Martin Wolf Is Such a Cheerful Polyanna!
He writes:
Why G20 leaders will fail to deal with the big challenge: The summit of the Group of 20 leading high-income and emerging countries in London on Thursday seems set to achieve progress. But achievement must be measured not just against past performances, but against “the fierce urgency of now”. Unfortunately, it will come up short.
The Organisation for Economic Co-operation and Development now forecasts a 4.3 per cent contraction in the economies of advanced countries this year, followed by stagnation in 2010. In advanced member countries, joblessness may rise by 25m by 2010. Meanwhile, the International Monetary Fund forecasts that the global economy will shrink by between 0.5 and 1 per cent this year. This would be an increase in the “output gap” (gap between actual and potential output) of some 4 per cent.
Will the G20 rise to these exceptional challenges? No, is the answer. What is needed is a large increase both in aggregate demand and a shift in its distribution, away from chronic deficit countries, towards surplus ones. On both points, progress will be far too limited....
In last week’s FT interview with Angela Merkel, the German chancellor said that: “The German economy is very reliant on exports, and this is not something you can change in two years.” Moreover, “It is not something we even want to change.” To paraphrase: “The rest of the world needs to find a way of absorbing our excess supply, but sustainably, please.” Yet what happens if that cannot be achieved for the excess potential supply of all surplus countries together? In 2007, the three countries ran current account surpluses of $835bn (€629bn, £585bn). Logically, counterpart deficit countries must spend that much more than their incomes. Yet today deficit countries have run out of willing and creditworthy private borrowers.
That change is what this crisis is all about, as the charts show. Between 2007 and 2009, the crisis-hit private sectors of the US, UK and Spain will, on these forecasts, shift their financial balances (the difference between their incomes and expenditures) massively towards surplus, as savings rise and spending is cut. In Spain, the shift is forecast to be 11.7 per cent of GDP. The main offsets in these deficit countries will be huge jumps in fiscal deficits, although the current account deficits are also, inevitably, shrinking.
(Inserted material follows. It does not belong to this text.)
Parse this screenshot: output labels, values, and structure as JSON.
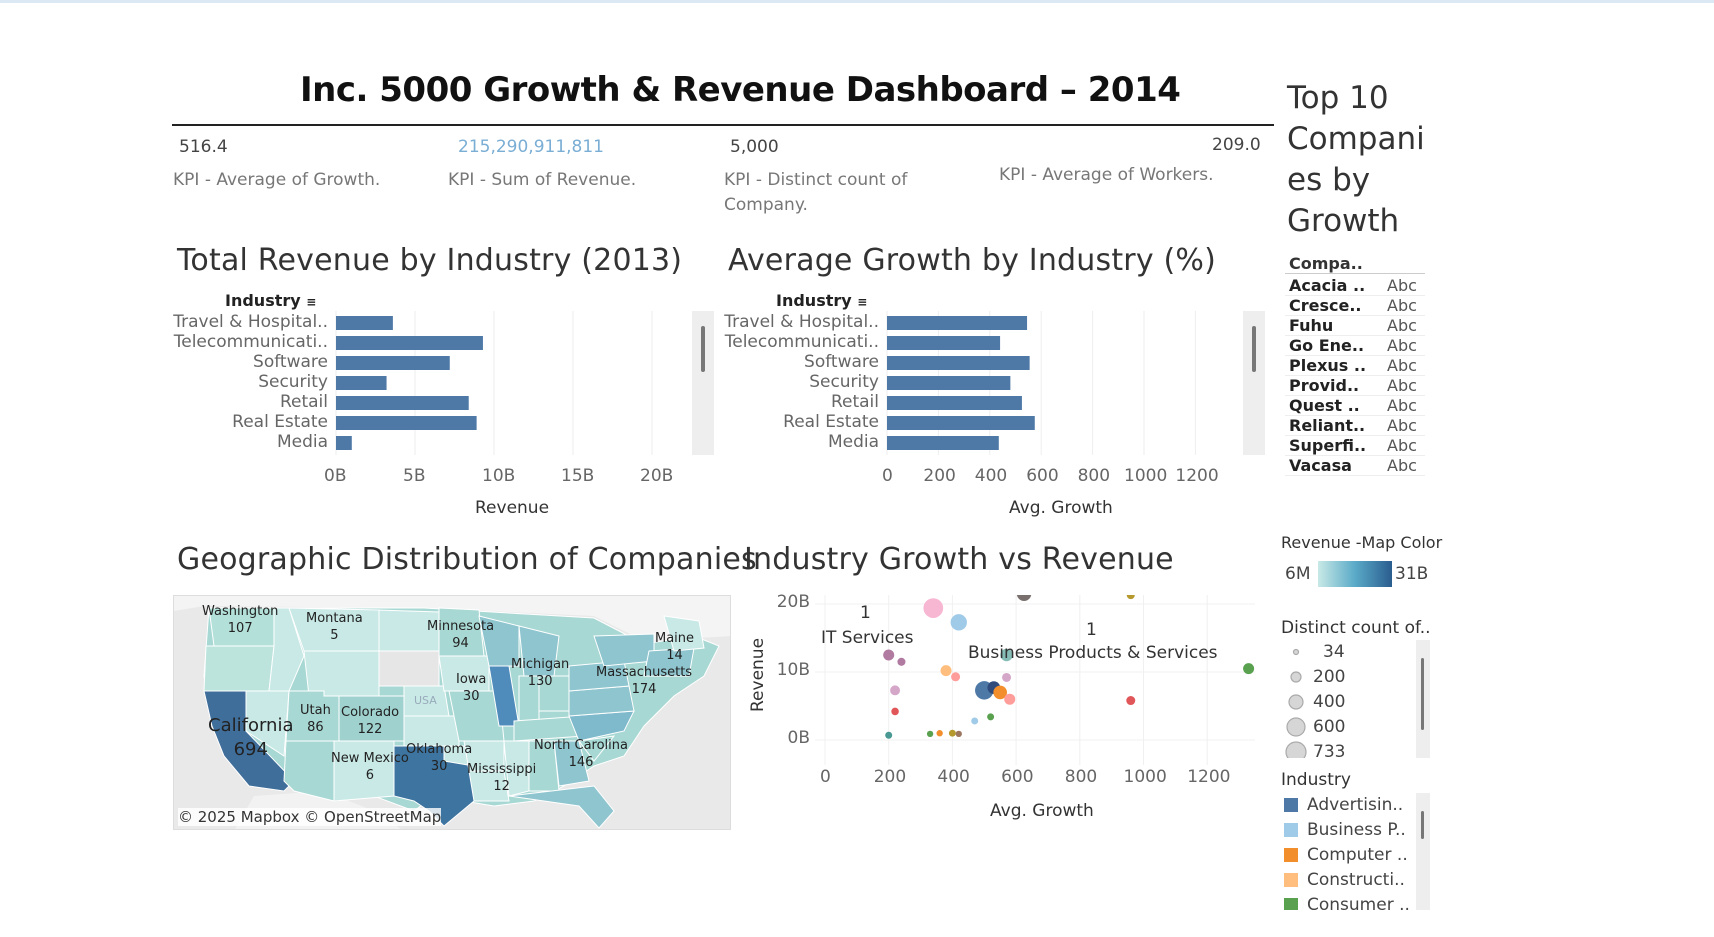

Surplus countries, which relied on the private sectors of deficit countries to do their irresponsible borrowing for them, show a very different pattern: their private sector [savings-investment] balances will change rather little and, in all cases, will be in large surplus throughout: big current account surpluses nearly always mean private sector excess savings. But, as their external surpluses shrink, fiscal deficits will grow....
This is not a path towards a durable exit from the crisis. It is a path on which the fiscal deficits needed to offset persistent current account deficits, and collapsing private spending in external deficit countries, continue indefinitely. Unless and until surplus countries recognise that this cannot continue, no durable escape from the crisis will be achieved. Understandably, but foolishly, they are unwilling to do so.
So what is to be done? That must be a central agenda item of the next G20 summit. The world economy cannot be safely balanced by encouraging a relatively small number of countries to spend themselves into bankruptcy. The answer lies partly in changing the policies of surplus countries. But it lies as much in rethinking the international monetary system. The case for sizeable and ongoing allocations of special drawing rights – the IMF’s reserve asset – is powerful, as, among others, Zhou Xiaochuan, governor of the People’s Bank of China, has argued in a fascinating recent paper. I hope soon to return to this huge challenge and opportunity. In the meantime, the G20 summit is largely dealing with the immediate symptoms of the illness. Finding a longer-term cure for chronic global excess supply still lies ahead.